Всегда так получается: поспешишь, засуетишься, понадеешься, дескать, тысячу раз сходило, авось сойдет... И - крах! Кори себя потом: не так нужно было, нужно было с умом; беда мимо прошла бы...
А день складывался так удачно, такой пронзительно бирюзовый, по-весеннему ликующий, бодрящий по-зимнему. Не я шел. лыжи несли меня. Не скользили, парили над снежными рельсами. Я в азарт вошел, кричал как мальчишка: "Темп, темп! Лыжню мне!" Ладная бежевая фигурка приближалась толчками, ножками семенила, не могла уйти. Но тут трасса свернула в чащу, запрыгала по корням. Кажется, я еще успел заметить это ноздреватое пятно, следы капель от тающих сосулек. Кажется, подумал: "Ледок, наверное". Но когда я увидел это пятно? Метра за три, за секунду. Притормозить все равно не успел бы. Мелькнуло: "Ледок... скользко... лыжня сбита... но проскочу авось..." И вот уже левая лыжа вильнула с бугорка вправо, правая наехала на нее, и я... - о позор!.. - лежу на боку в сугробе. Метнул взгляд вперед: бежевая мчалась не оглядываясь, не видела моего крушения. Скорее, скорее на ноги! Палка на снег во всю длину, оперся, приподнялся, ноги не разобрал как следует, правой наступил на левую, и... крак! у нижней лыжи отлетел носок.
Пришлось окликать бежевую, признаваться в поражении.
- Ну что ж, вернемся, - сказала она. И столько разноречивых чувств было в ее голосе: и вежливая жалость, и готовность пожертвовать собой из жалости, и раздражение на себя за излишнюю деликатность, печаль об испорченном празднике, обида на меня, упреки всех оттенков, презрение и обещание никогда - никогда в жизни больше не связываться со мной.

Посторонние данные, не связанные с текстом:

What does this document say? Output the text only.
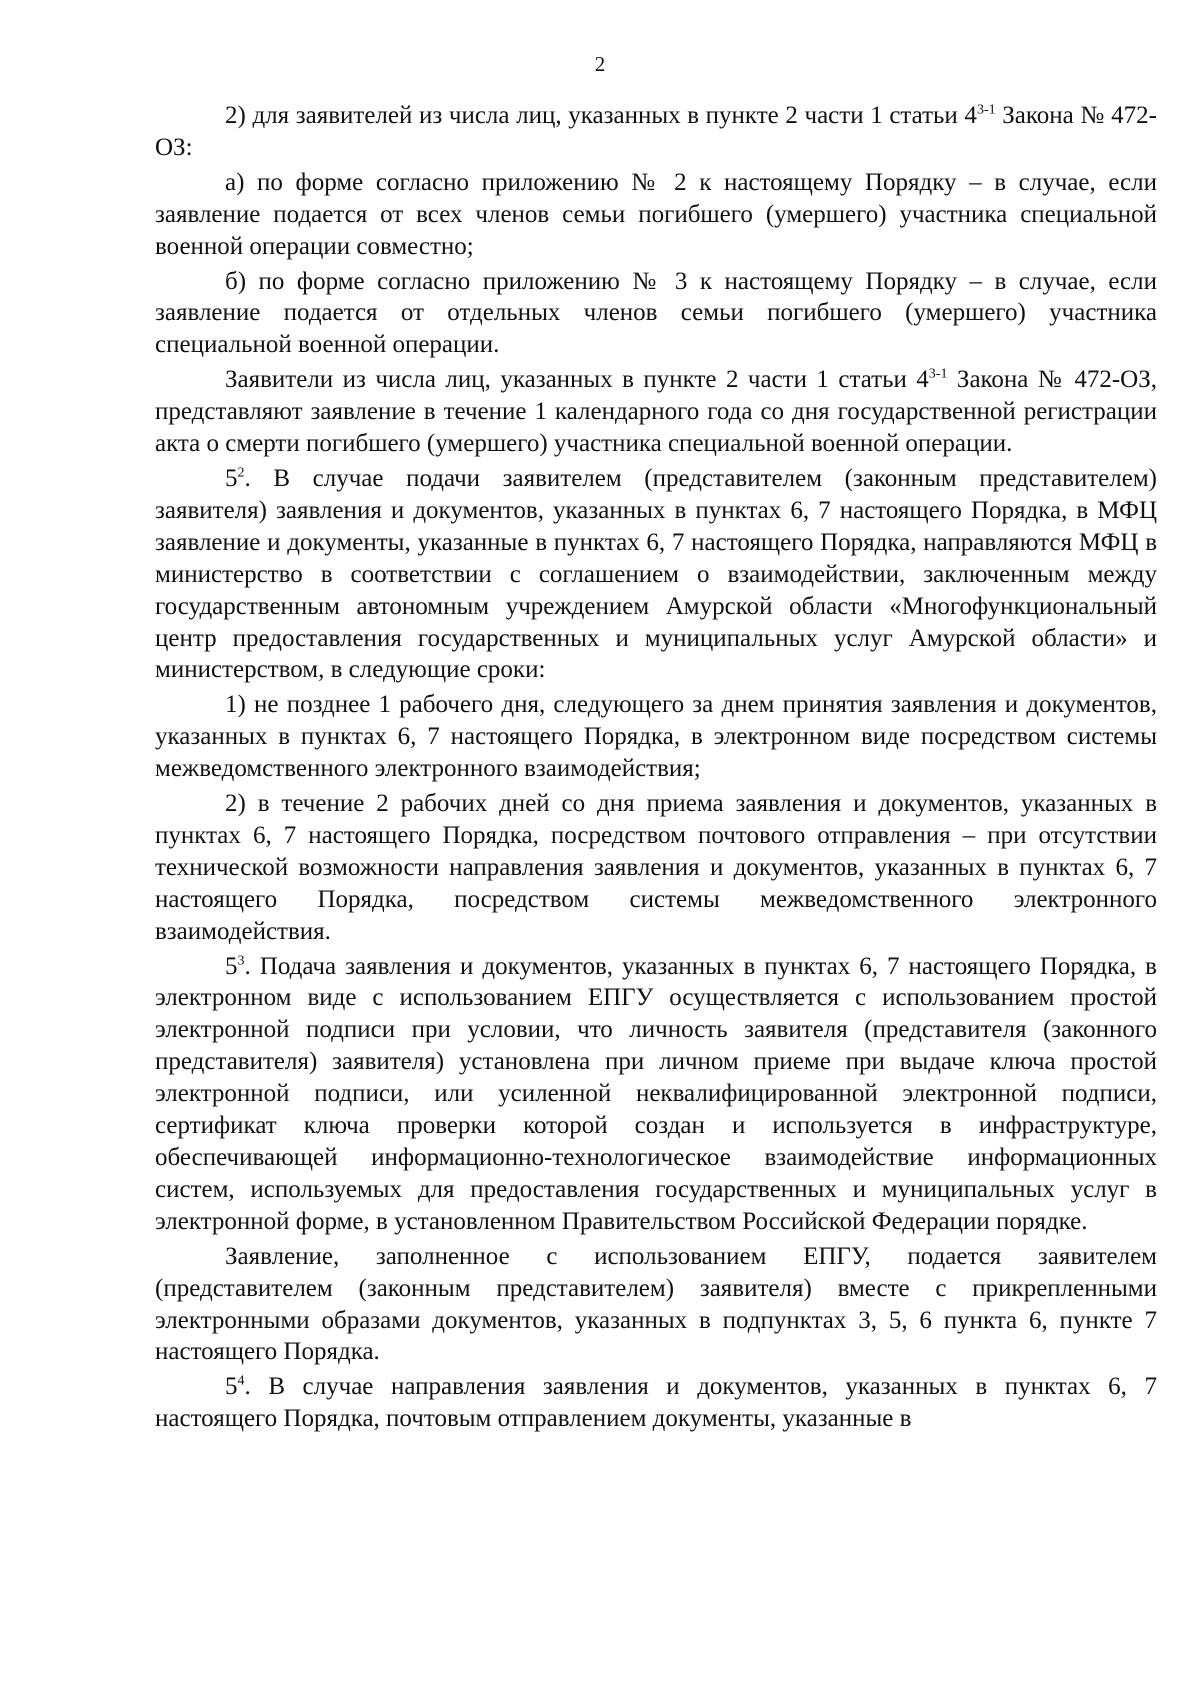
2

2) для заявителей из числа лиц, указанных в пункте 2 части 1 статьи 4$^{3-1}$ Закона № 472-ОЗ:

а) по форме согласно приложению № 2 к настоящему Порядку – в случае, если заявление подается от всех членов семьи погибшего (умершего) участника специальной военной операции совместно;

б) по форме согласно приложению № 3 к настоящему Порядку – в случае, если заявление подается от отдельных членов семьи погибшего (умершего) участника специальной военной операции.

Заявители из числа лиц, указанных в пункте 2 части 1 статьи 4$^{3-1}$ Закона № 472-ОЗ, представляют заявление в течение 1 календарного года со дня государственной регистрации акта о смерти погибшего (умершего) участника специальной военной операции.

$5^2$. В случае подачи заявителем (представителем (законным представителем) заявителя) заявления и документов, указанных в пунктах 6, 7 настоящего Порядка, в МФЦ заявление и документы, указанные в пунктах 6, 7 настоящего Порядка, направляются МФЦ в министерство в соответствии с соглашением о взаимодействии, заключенным между государственным автономным учреждением Амурской области «Многофункциональный центр предоставления государственных и муниципальных услуг Амурской области» и министерством, в следующие сроки:

1) не позднее 1 рабочего дня, следующего за днем принятия заявления и документов, указанных в пунктах 6, 7 настоящего Порядка, в электронном виде посредством системы межведомственного электронного взаимодействия;

2) в течение 2 рабочих дней со дня приема заявления и документов, указанных в пунктах 6, 7 настоящего Порядка, посредством почтового отправления – при отсутствии технической возможности направления заявления и документов, указанных в пунктах 6, 7 настоящего Порядка, посредством системы межведомственного электронного взаимодействия.

$5^3$. Подача заявления и документов, указанных в пунктах 6, 7 настоящего Порядка, в электронном виде с использованием ЕПГУ осуществляется с использованием простой электронной подписи при условии, что личность заявителя (представителя (законного представителя) заявителя) установлена при личном приеме при выдаче ключа простой электронной подписи, или усиленной неквалифицированной электронной подписи, сертификат ключа проверки которой создан и используется в инфраструктуре, обеспечивающей информационно-технологическое взаимодействие информационных систем, используемых для предоставления государственных и муниципальных услуг в электронной форме, в установленном Правительством Российской Федерации порядке.

Заявление, заполненное с использованием ЕПГУ, подается заявителем (представителем (законным представителем) заявителя) вместе с прикрепленными электронными образами документов, указанных в подпунктах 3, 5, 6 пункта 6, пункте 7 настоящего Порядка.

$5^4$. В случае направления заявления и документов, указанных в пунктах 6, 7 настоящего Порядка, почтовым отправлением документы, указанные в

Я осторожно подвигал искалеченной лыжей.
- Может, попробуем? Идите своим темпом. А я сзади потихонечку.
Получилось, представьте себе. Передвигался я. Не парил, конечно, возил ногами помаленьку. На буграх осторожно притормаживал, чтобы не воткнуться в снег носом. Бежевая мелькала впереди между стволами, потом поджидала меня у красных столбиков на перекрестках просек. Не так уж долго поджимала: минуту-полторы. Оказалось, что лыжа работает и без гнутого носка. Я даже вспомнил, что охотники в тайге делают плоские лыжи-снегоступы. Узкая и длинная - пригородное изобретение, не для чащи - для парков, исчерченных гладкой лыжней.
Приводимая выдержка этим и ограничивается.